Andy sprang up, cracked his heels together, and gave a shout.

“You’re right, Frank; it was Monday!” he cried.

“Say, what’s all this row about?” demanded Elephant, looking puzzled. “I don’t see what difference it makes whether it was Friday or Monday, so long as the little wizard wrench is lost, dead sure.”

“Why, you slow coach!” cried Andy, “don’t you understand that if I sure had it right here in the shop on Monday it never could have been lost on Saturday. So both you and Larry guessed off the hook. It didn’t drop from my pocket into that blessed old muck hole.”

“And then the old eagle couldn’t have lifted it either!” observed Elephant, with a look of disappointment on his face, as he saw the one bright idea of his life vanishing in smoke.
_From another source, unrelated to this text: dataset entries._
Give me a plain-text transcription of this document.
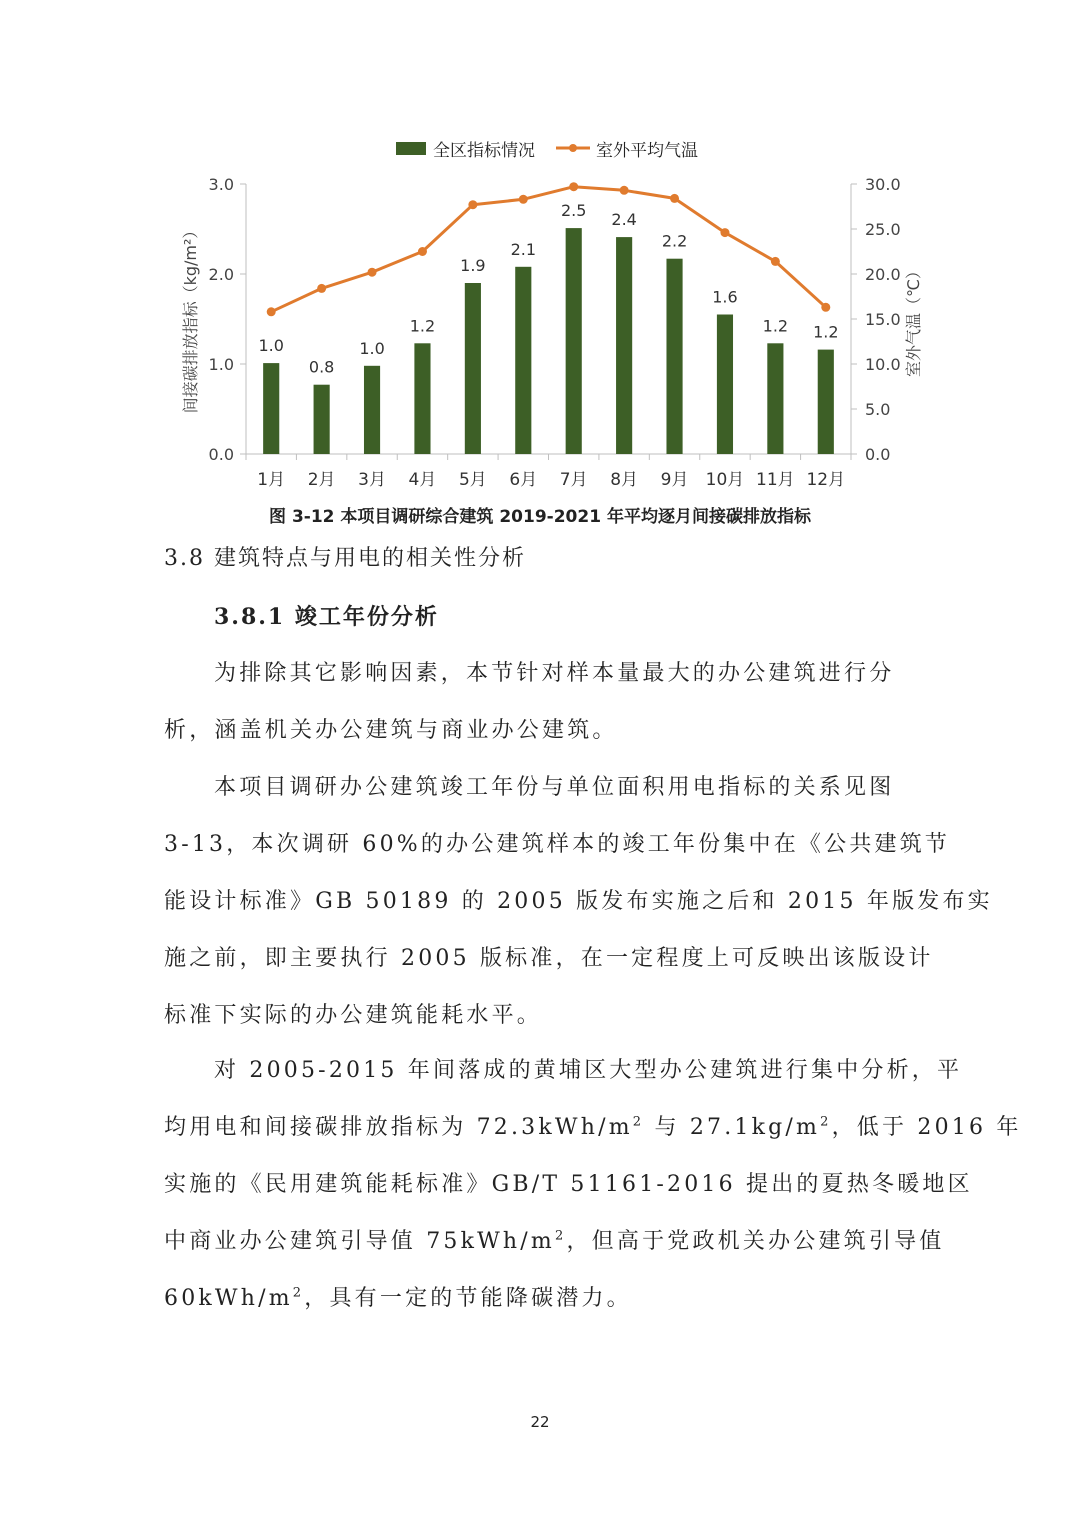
全区指标情况	室外平均气温
0.0
1.0
2.0
3.0
0.0
5.0
10.0
15.0
20.0
25.0
30.0
1.0
0.8
1.0
1.2
1.9
2.1
2.5 2.4
2.2
1.6
1.2 1.2
1月 2月 3月 4月 5月 6月 7月 8月 9月 10月 11月 12月
间接碳排放指标（kg/m²）	室外气温（℃）
图 3-12 本项目调研综合建筑 2019-2021 年平均逐月间接碳排放指标
3.8 建筑特点与用电的相关性分析
3.8.1 竣工年份分析
为排除其它影响因素，本节针对样本量最大的办公建筑进行分
析，涵盖机关办公建筑与商业办公建筑。
本项目调研办公建筑竣工年份与单位面积用电指标的关系见图
3-13，本次调研 60%的办公建筑样本的竣工年份集中在《公共建筑节
能设计标准》GB 50189 的 2005 版发布实施之后和 2015 年版发布实
施之前，即主要执行 2005 版标准，在一定程度上可反映出该版设计
标准下实际的办公建筑能耗水平。
对 2005-2015 年间落成的黄埔区大型办公建筑进行集中分析，平
均用电和间接碳排放指标为 $72.3kWh/m^2$ 与 $27.1kg/m^2$，低于 2016 年
实施的《民用建筑能耗标准》GB/T 51161-2016 提出的夏热冬暖地区
中商业办公建筑引导值 $75kWh/m^2$，但高于党政机关办公建筑引导值
$60kWh/m^2$，具有一定的节能降碳潜力。
22
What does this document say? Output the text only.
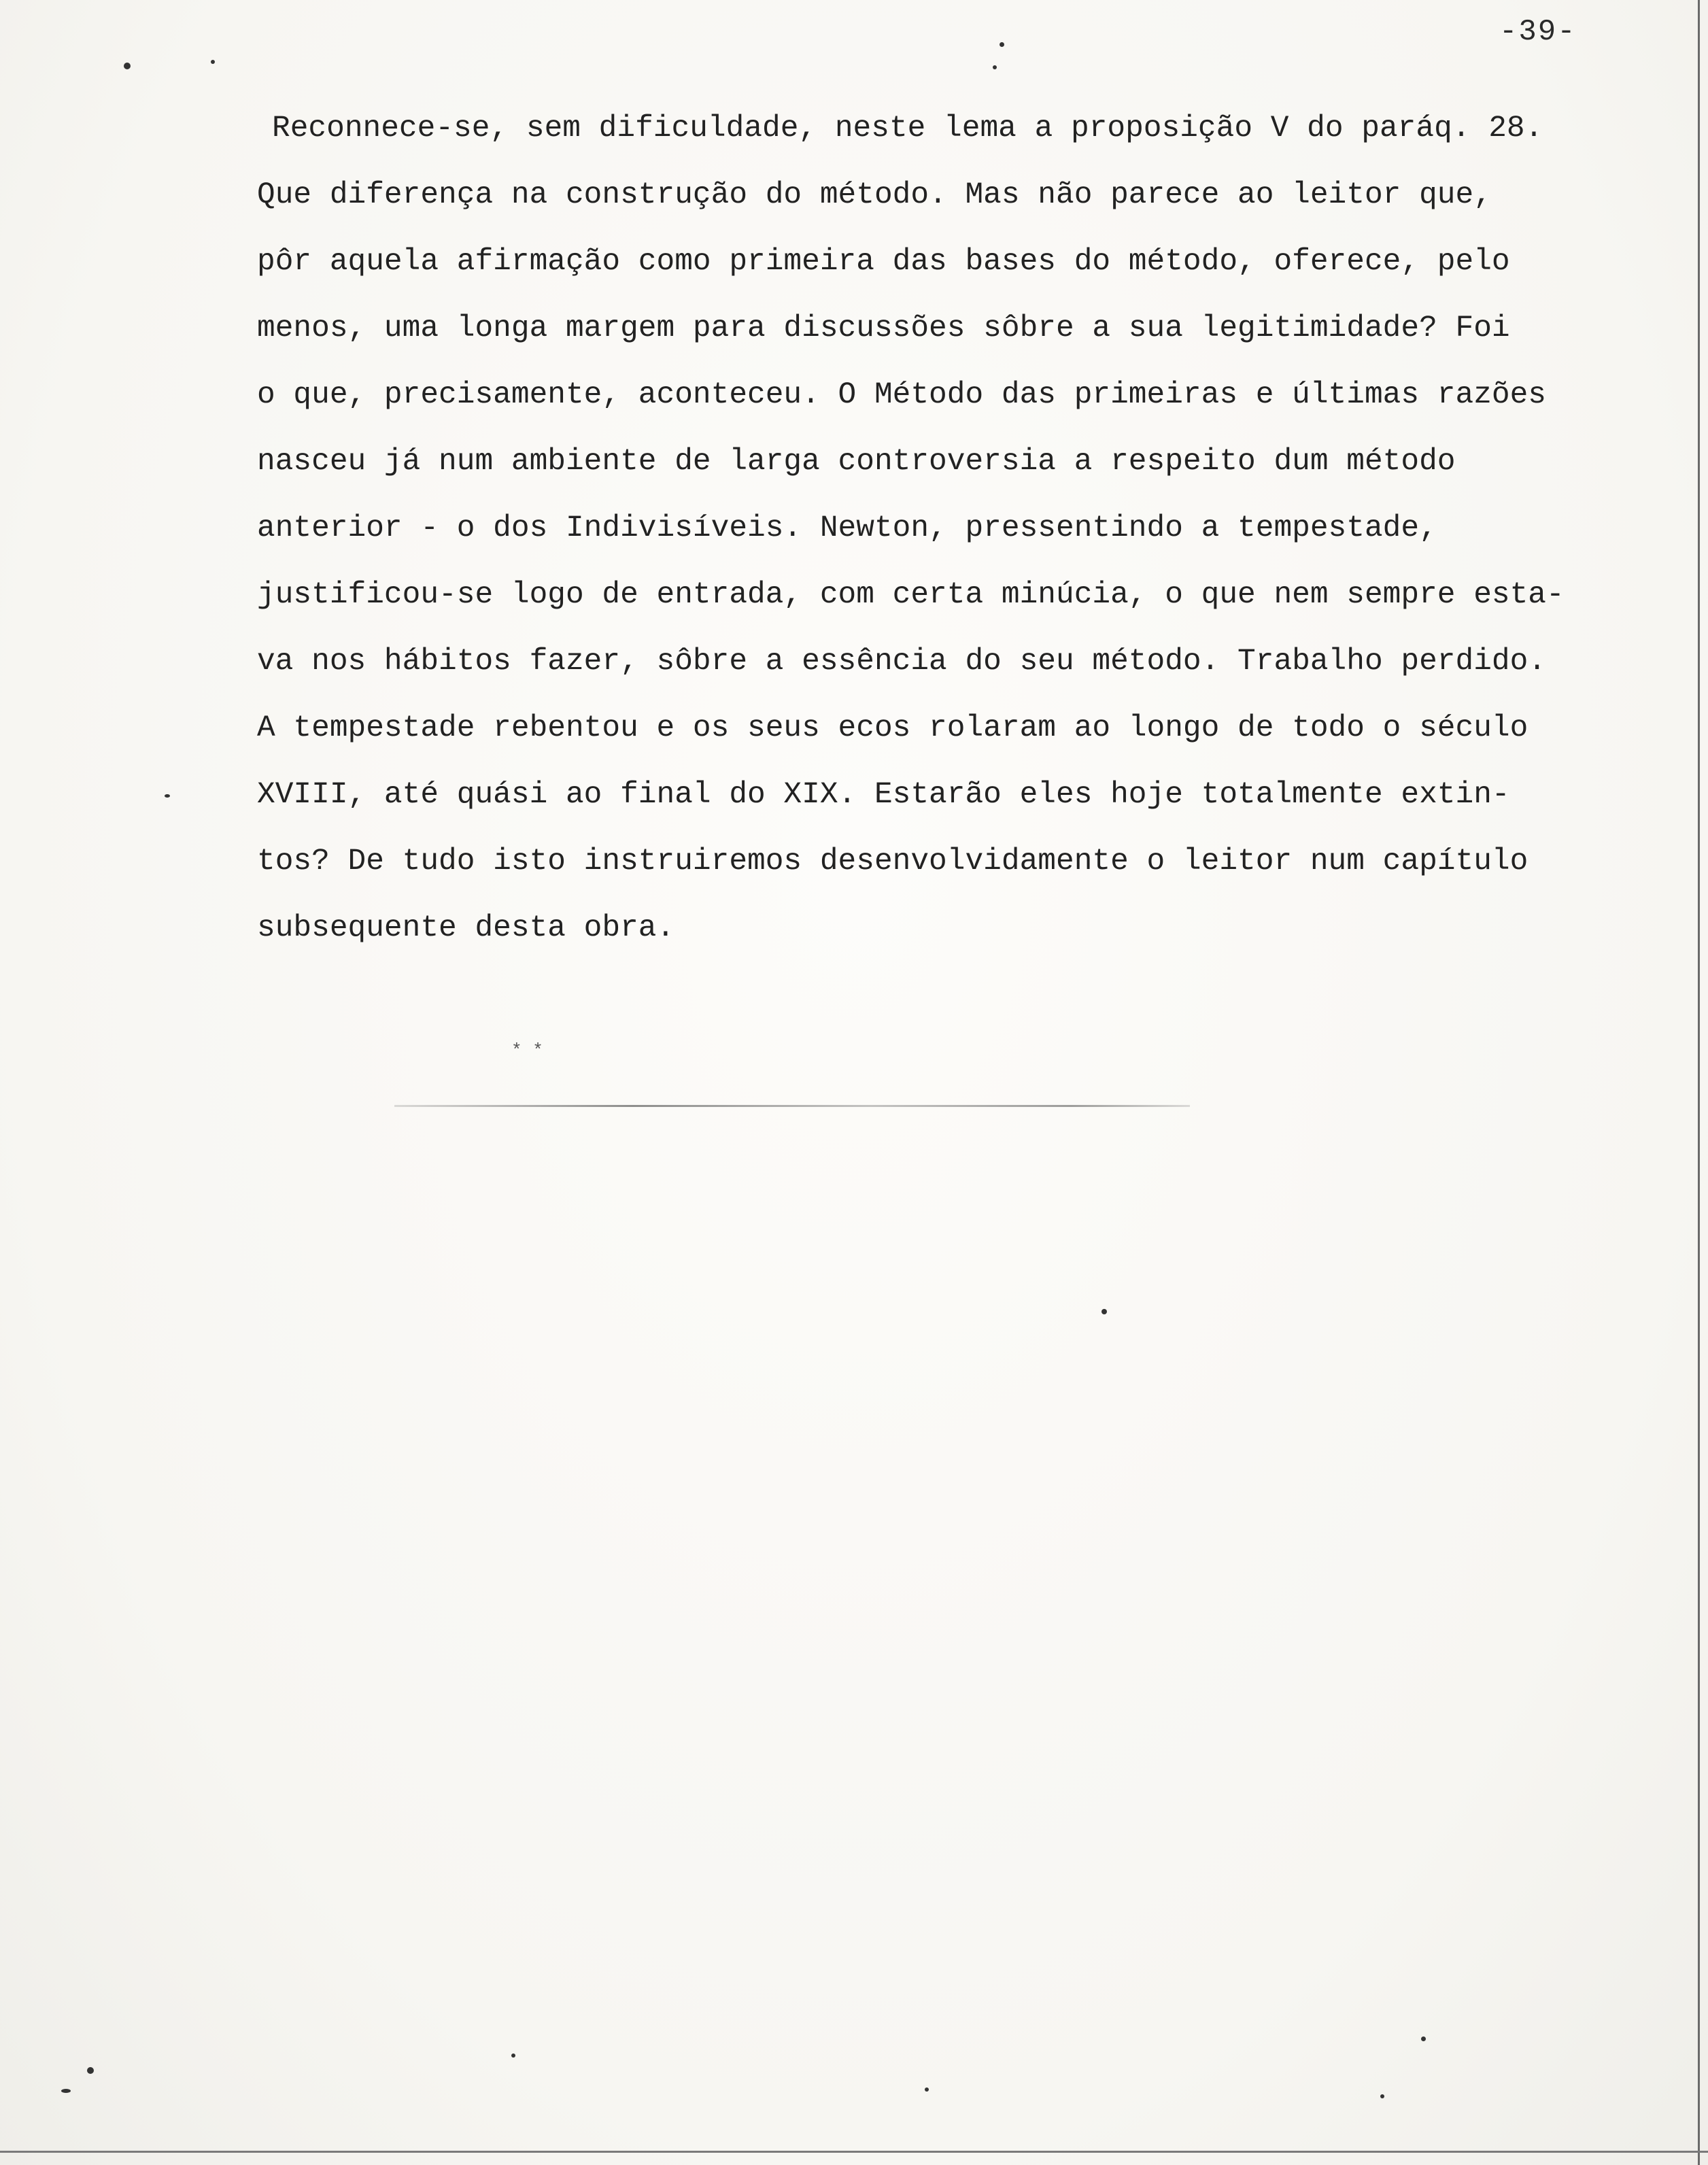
-39-
Reconnece-se, sem dificuldade, neste lema a proposição V do paráq. 28.
Que diferença na construção do método. Mas não parece ao leitor que,
pôr aquela afirmação como primeira das bases do método, oferece, pelo
menos, uma longa margem para discussões sôbre a sua legitimidade? Foi
o que, precisamente, aconteceu. O Método das primeiras e últimas razões
nasceu já num ambiente de larga controversia a respeito dum método
anterior - o dos Indivisíveis. Newton, pressentindo a tempestade,
justificou-se logo de entrada, com certa minúcia, o que nem sempre esta-
va nos hábitos fazer, sôbre a essência do seu método. Trabalho perdido.
A tempestade rebentou e os seus ecos rolaram ao longo de todo o século
XVIII, até quási ao final do XIX. Estarão eles hoje totalmente extin-
tos? De tudo isto instruiremos desenvolvidamente o leitor num capítulo
subsequente desta obra.
* *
“And if I had it here it ought to be around somewhere!” observed Andy; whereupon he started overturning everything that chanced to be lying on table or floor, until Frank begged him to desist or else they would find themselves in a peck of trouble regarding other things that could not be found.

“But hope has revived, anyhow,” asserted Andy, doggedly, “and I’m never going to give over the hunt. That invaluable little tool has just got to be found. And I’m the Peary that will get there sooner or later.”

“All right,” said Frank; “but I can see Larry coming whooping along the road out yonder on his wheel, and he looks as if he had something to tell us. Yes, whenever Larry grins like that all over his face he is bursting with information. So get ready to be surprised, fellows.”

CHAPTER IX.
THE NEWS LARRY BROUGHT.

“Don’t you take too much stock in Larry bringing news,” observed Andy, still letting his eyes rove all around the walls of the shed, as though striving to discover somewhere the object of his dearest wish.